15. Assignment and Subcontracting

15.1 Assignment

Neither Party may assign this Agreement without the prior written consent of the other Party, except either Party may assign it without consent to a successor in interest in connection with a merger, acquisition, or sale of substantially all of its assets.

15.2 Subcontractors

Consultant may use subcontractors for portions of the Services but remains responsible for their performance and for ensuring that they are bound by confidentiality, data protection, and regulatory compliance obligations no less protective than those in this Agreement.
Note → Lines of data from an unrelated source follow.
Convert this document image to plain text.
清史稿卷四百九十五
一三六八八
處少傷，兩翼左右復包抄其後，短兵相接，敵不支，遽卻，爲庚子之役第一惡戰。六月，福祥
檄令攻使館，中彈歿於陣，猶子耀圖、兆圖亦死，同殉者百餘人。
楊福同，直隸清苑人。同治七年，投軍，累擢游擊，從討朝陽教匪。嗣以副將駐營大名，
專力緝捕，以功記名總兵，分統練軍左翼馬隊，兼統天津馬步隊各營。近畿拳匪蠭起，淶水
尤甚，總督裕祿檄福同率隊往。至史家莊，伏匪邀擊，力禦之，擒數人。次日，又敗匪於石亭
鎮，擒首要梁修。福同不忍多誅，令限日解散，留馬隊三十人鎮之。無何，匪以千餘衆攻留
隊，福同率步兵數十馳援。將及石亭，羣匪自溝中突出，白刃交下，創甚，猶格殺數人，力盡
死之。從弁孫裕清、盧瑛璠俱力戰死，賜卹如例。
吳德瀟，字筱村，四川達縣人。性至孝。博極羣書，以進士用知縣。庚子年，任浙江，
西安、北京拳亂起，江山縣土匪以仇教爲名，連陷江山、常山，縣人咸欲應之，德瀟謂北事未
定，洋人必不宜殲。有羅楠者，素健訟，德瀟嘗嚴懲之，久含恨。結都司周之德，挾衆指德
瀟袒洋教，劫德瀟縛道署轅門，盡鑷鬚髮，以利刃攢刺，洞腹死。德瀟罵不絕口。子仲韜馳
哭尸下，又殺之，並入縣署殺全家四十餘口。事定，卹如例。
16. Governing Law and Dispute Resolution (US)

16.1 Governing Law

This Agreement is governed by the laws of the State of Delaware, without giving effect to its conflict of laws rules.

16.2 Dispute Resolution

The Parties will first attempt to resolve disputes through good faith negotiation. If unresolved within thirty (30) days, the dispute will be resolved by:

  • non‑binding mediation in Kent County, Delaware; and, if still unresolved,
  • litigation in the state or federal courts located in Kent County, Delaware, which will have exclusive jurisdiction, unless the Parties agree in writing to binding arbitration.

17. Miscellaneous

17.1 Entire Agreement

This Agreement, together with all SOWs and any BAA, constitutes the entire agreement between the Parties regarding the subject matter and supersedes all prior discussions or understandings.

17.2 Amendments

Any amendment must be in a writing signed (including e‑signature) by authorized representatives of both Parties.

17.3 Severability

If any provision is held invalid or unenforceable, the remaining provisions will remain in full force, and the invalid portion will be interpreted to best accomplish the original intent to the extent permitted by law. ​

17.4 Waiver

No waiver of any provision will be effective unless in writing, and a failure to enforce any right will not operate as a waiver of that right in the future.

17.5 Counterparts and Electronic Signatures

Unless otherwise stated in the order, this agreement (terms and Conditions) is accepted by the client by ordering the SOW and therefore do not require a separate signature.